In hindsight, I can see that I really shouldn’t have delayed getting my blood tested and that the symptoms I had were not caused by individual things, as I thought, but were all part of a bigger problem. Thankfully, CML in its chronic phase is manageable by taking chemotherapy tablets at home and having blood tests every three months (sometimes more often). Also, most people go on to live a normal life-span on the current chemotherapy treatment – it also doesn’t make you totally bald, which is a plus! Even though the current treatments do have loads of side effects, it’s good to not have to travel every few days to a hospital to get chemotherapy drugs pumped into me, and in a way I’m thankful I have CML and not one of the more aggressive types of leukaemia.
Regarding how life is now and the treatments I’ve had, the treatment hasn’t been easy for me.
At first, I was treated with hydroxycarbamide and allopurinol (to avoid gout that can happen due to the rapid break down of cancerous cells). The idea was to bring my white cell counts down as quickly as possible while further testing was conducted. The first two weeks were bearable, but I got more side effects as the drug built up. I had so much nausea and zero appetite. I lost about 20lbs in 5 weeks, it was a bit frightening. I was still managing to work at this point. I was determined to keep life as normal as possible.
After the results came back positive for the Philadelphia Chromosome, I was put on imatinib 400mg. I was told the side effects would be milder, but this wasn’t the case. It gave me terrible muscle cramps and joint pain. It also affected my stomach, causing gastritis, vomiting and diarrhoea. After four weeks on imatinib, I was forced to take leave from work, as I was in too much pain and had too much brain fog to function. The doctor kept me on imatinib for around four months, but I was intolerant to it.
I was switched to nilotinib, but it also gave me terrible leg cramps, fatigue, triggered daily migraines and a full body rash that drove me crazy with its itchiness day and night. All these side effects were out of control, even with other medications to help control it, but again, after a few months on it I was considered intolerant and switched to bosutinib.

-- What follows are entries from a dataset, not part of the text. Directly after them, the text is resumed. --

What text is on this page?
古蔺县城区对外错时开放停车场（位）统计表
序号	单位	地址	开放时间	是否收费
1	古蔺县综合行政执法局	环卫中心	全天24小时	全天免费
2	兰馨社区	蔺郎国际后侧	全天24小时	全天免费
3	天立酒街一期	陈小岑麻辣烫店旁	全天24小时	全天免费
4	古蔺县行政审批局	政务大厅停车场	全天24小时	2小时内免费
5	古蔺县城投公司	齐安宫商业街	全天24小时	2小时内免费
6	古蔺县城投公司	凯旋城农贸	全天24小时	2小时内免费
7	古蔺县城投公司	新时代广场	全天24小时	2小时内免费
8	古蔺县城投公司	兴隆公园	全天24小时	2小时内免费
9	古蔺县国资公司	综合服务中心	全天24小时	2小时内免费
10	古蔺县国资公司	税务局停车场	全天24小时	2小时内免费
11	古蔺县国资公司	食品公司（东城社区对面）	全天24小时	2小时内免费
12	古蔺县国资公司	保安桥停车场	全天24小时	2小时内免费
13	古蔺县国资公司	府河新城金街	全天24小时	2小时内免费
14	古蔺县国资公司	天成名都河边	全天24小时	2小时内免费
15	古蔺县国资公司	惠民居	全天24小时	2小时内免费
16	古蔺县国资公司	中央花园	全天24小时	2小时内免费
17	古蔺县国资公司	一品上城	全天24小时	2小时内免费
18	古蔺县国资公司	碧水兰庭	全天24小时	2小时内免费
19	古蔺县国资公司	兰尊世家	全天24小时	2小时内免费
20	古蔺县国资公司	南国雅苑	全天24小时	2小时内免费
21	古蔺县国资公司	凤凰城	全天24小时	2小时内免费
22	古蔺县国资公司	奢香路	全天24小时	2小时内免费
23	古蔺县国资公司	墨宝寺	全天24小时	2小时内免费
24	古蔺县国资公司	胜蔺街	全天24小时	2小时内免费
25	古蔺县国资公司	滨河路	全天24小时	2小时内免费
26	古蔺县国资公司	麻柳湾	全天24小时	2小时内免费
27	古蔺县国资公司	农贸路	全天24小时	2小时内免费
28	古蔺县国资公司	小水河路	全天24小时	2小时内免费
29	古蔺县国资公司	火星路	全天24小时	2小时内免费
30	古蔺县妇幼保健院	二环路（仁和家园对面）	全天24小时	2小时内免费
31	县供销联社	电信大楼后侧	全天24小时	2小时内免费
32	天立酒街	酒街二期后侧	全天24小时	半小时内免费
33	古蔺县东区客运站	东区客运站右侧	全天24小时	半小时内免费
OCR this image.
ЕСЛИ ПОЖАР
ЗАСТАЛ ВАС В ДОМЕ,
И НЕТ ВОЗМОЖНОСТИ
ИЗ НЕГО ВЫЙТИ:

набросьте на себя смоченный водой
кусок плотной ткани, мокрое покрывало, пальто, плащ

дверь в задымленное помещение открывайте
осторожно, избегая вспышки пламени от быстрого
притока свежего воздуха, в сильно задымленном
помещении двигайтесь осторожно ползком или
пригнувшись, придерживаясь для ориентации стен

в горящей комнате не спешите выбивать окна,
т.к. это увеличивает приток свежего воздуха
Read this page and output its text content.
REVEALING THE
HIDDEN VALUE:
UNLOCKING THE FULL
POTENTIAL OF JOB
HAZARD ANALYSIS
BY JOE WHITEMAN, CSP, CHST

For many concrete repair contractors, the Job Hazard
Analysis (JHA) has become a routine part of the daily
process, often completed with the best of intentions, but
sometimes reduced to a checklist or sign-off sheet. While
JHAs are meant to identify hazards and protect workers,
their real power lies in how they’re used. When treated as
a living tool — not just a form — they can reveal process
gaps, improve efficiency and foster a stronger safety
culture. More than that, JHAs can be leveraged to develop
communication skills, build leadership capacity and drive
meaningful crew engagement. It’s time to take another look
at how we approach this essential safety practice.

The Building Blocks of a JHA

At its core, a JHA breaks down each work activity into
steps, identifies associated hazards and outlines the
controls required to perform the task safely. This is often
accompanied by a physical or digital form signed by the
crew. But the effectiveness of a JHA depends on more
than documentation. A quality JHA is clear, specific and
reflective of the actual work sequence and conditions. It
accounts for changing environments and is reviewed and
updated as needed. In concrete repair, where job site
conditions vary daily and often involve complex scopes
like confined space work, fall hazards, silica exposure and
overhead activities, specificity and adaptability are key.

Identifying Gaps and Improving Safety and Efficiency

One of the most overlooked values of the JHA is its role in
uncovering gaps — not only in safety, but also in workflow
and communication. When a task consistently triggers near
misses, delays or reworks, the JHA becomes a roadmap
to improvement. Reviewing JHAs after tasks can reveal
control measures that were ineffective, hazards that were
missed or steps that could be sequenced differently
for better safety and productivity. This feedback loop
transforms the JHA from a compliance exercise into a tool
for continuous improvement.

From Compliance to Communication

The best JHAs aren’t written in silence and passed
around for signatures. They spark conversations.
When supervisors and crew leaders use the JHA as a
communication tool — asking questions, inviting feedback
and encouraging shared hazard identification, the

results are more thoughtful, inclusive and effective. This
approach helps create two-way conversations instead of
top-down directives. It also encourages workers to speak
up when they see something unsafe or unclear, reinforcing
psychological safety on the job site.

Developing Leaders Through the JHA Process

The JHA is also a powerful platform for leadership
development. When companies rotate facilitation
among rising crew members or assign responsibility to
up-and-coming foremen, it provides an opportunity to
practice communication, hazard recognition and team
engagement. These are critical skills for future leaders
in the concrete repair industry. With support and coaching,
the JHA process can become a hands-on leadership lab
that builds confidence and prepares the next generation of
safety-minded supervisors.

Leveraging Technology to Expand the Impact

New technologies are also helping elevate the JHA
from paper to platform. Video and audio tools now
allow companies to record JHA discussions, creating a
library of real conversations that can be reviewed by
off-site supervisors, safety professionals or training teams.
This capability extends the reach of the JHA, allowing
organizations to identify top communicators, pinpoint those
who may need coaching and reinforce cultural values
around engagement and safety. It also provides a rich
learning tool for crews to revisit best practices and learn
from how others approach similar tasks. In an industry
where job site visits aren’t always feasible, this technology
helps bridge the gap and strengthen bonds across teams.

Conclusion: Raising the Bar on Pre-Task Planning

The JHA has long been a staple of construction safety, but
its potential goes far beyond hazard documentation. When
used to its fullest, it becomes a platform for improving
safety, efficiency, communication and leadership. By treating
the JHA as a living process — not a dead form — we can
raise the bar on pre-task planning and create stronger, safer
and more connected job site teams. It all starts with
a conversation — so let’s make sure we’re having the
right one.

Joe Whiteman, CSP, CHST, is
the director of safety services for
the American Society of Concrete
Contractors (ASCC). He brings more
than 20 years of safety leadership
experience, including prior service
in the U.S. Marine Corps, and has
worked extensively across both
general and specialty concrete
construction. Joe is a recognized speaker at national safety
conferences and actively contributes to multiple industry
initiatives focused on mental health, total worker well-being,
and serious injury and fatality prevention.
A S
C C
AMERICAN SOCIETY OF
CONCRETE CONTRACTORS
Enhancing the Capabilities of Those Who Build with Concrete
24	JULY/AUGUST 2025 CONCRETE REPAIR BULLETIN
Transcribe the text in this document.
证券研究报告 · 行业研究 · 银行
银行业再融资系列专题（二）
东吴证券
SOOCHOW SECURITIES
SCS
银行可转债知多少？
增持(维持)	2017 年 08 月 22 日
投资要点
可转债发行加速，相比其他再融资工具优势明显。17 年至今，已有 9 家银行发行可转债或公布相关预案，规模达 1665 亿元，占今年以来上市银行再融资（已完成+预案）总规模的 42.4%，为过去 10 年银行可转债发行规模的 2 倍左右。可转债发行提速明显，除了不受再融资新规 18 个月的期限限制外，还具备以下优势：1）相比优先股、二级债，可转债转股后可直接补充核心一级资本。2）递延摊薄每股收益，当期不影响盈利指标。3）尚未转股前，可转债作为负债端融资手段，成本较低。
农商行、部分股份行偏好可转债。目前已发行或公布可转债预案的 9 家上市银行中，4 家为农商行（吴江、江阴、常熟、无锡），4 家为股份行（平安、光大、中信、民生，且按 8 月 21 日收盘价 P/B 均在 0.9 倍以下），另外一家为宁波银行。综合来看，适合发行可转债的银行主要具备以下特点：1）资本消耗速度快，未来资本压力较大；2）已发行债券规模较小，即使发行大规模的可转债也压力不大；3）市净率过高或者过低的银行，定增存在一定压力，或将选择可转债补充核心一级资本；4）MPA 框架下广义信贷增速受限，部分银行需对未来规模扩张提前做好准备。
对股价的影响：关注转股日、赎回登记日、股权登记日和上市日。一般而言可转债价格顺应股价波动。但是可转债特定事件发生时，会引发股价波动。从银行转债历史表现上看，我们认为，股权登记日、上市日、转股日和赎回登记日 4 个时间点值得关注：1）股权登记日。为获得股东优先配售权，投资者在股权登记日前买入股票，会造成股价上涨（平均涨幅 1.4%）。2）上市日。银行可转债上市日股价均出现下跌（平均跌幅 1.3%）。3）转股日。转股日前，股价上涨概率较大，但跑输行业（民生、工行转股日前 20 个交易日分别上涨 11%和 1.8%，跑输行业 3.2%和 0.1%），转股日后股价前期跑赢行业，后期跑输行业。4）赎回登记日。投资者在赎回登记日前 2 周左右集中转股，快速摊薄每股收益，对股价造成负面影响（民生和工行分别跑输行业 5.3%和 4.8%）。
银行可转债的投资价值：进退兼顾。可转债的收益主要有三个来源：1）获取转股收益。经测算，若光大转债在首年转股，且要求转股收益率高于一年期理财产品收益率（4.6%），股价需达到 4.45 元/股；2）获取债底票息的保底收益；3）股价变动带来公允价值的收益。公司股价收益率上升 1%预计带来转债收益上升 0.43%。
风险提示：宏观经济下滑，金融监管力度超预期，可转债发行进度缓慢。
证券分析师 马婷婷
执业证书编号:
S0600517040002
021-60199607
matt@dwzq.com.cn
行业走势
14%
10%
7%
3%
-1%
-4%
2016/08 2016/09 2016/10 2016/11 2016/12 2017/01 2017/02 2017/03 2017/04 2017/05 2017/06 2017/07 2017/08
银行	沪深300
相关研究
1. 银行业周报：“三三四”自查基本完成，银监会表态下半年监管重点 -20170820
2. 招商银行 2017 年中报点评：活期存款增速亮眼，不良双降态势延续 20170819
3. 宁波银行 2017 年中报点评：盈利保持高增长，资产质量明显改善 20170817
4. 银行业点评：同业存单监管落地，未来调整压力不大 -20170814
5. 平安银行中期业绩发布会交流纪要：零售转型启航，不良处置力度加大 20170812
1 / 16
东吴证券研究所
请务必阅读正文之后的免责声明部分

It is now a little over a year since diagnosis, and I’m still taking bosutinib, but the side effects are still too intense and preventing me from having quality of life, especially the fatigue, brain fog and very intense muscle cramps and bone pain. I’ve recently been referred to one of the centres of excellence in CML, Hammersmith Hospital in London. I met the lead consultant for this hospital during a patient meeting sponsored by Leukaemia Care, and she said they can offer me more treatments that might suit me better, considering how sensitive my system seems to be to CML drugs. I asked my current consultant to refer me after the meeting at Hammersmith.
If I had seen the Spot Leukaemia campaign when I had all those symptoms that I pinned down to other things, I wouldn’t have taken so long to see the GP and would have possibly been diagnosed a lot sooner.